Perl Regular Expressions - finding the position and length of the match

Archive - Originally posted on "The Horse's Mouth" - 2006-02-02 04:30:52 - Graham Ellis

If you want to find the position of a match in an incoming string, simply check the length of $` (That's $PREMATCH if you've chosen to use English;) to check where it starts, and add the length of $& (that's $MATCH) to find where it ends.

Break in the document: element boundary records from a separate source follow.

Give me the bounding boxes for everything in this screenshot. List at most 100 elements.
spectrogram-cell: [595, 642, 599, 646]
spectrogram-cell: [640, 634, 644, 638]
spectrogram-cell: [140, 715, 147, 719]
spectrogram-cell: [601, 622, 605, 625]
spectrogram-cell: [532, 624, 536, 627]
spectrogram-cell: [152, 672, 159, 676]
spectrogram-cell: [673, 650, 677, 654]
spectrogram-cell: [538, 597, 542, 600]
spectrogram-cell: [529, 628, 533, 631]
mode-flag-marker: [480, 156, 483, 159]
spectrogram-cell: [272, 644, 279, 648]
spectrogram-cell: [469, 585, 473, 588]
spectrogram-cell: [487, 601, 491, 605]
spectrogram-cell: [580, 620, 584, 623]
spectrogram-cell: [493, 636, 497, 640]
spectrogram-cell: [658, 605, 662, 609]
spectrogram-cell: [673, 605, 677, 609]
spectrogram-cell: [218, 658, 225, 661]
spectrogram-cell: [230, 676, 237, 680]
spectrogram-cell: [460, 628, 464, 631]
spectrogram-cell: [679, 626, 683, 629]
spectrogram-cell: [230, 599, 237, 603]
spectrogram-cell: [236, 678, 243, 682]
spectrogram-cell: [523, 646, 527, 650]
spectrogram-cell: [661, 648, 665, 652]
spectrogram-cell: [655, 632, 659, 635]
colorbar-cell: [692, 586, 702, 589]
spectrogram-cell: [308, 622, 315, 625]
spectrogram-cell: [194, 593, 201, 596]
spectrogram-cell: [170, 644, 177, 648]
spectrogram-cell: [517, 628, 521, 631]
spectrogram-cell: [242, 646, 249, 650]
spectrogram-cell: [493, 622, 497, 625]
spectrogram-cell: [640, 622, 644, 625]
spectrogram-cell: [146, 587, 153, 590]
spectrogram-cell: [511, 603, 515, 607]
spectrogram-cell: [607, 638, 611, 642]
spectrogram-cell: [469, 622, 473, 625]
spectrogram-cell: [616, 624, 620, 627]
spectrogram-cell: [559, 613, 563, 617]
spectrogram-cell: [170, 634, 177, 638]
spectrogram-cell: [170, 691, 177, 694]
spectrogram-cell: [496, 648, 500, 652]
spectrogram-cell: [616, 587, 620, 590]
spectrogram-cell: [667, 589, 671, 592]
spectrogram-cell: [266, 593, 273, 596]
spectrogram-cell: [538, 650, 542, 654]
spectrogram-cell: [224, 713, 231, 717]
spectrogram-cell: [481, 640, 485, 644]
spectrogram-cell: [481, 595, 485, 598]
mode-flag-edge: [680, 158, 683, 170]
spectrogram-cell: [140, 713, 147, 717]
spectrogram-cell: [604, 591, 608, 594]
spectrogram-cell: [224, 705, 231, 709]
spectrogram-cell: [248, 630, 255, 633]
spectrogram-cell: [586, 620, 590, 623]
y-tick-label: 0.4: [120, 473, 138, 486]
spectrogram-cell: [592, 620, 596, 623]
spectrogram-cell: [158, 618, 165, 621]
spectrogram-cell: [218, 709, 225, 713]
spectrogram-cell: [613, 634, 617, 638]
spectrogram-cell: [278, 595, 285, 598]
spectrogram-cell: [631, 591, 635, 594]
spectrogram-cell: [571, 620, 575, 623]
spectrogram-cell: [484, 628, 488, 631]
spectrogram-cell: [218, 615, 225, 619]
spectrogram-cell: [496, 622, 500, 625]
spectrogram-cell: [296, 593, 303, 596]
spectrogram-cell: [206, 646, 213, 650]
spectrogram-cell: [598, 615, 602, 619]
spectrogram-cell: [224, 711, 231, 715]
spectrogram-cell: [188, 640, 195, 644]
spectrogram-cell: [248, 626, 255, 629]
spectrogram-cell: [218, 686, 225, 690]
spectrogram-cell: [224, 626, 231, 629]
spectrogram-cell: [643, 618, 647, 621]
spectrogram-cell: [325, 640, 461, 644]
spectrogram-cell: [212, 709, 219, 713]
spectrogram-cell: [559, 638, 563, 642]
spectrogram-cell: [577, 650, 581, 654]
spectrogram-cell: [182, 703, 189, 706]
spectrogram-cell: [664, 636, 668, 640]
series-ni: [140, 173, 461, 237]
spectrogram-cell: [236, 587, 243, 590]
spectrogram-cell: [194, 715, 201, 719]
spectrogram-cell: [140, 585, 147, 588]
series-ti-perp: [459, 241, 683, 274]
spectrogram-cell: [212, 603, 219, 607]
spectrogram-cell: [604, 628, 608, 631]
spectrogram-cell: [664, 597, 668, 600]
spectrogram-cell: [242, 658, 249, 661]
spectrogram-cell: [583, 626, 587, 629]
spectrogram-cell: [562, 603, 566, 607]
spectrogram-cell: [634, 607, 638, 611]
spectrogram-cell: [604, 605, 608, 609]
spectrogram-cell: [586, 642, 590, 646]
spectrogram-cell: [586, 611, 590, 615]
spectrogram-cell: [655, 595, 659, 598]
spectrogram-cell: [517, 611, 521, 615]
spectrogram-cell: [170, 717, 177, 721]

Lets say I want to find all the URLs referred to in a web page that's loaded into the variable $html. I could write:


push @section,[length($`),length($&),]
while ($html =~ m!(https?://[^ >"]+)!g);


and that will give me a list of 3-element lists containing start point, length and actual string matched. Here's the code to display that list:


foreach $element(@section) {
print (join(", ",@$element),"\n");
}


and here's some of the results from the sources of our resources index


5979, 36, http://www.wellho.net/forum/top.html
6967, 36, http://www.wellho.net/net/mouth.html
7059, 42, http://www.wellho.net/downloads/index.html
8369, 67, http://www.wellho.net/mouth/387_Training-course-plans-for-2006.html
9365, 43, http://www.trainingcenter.co.uk/travel.html
9516, 45, http://reiseauskunft.bahn.de/bin/query.exe/en
9599, 59, http://www.livedepartureboards.co.uk/ldb/summary.aspx?T=MKM
9861, 48, https://lightning.he.net/~wellho/net/secure.html


P.S. I loaded my whole web page into a single variable using the code

open (FH,"/Library/WebServer/live_html/resources/index.html");
undef $/;
$html = <FH>;

which is a nice little demo of changing (or removing) the delimiter character for reading from a file handle, via the $/ variable. Once $/ has been undef-fed, reading into a scalar slurps from the current pointer in the file right through to the end of file.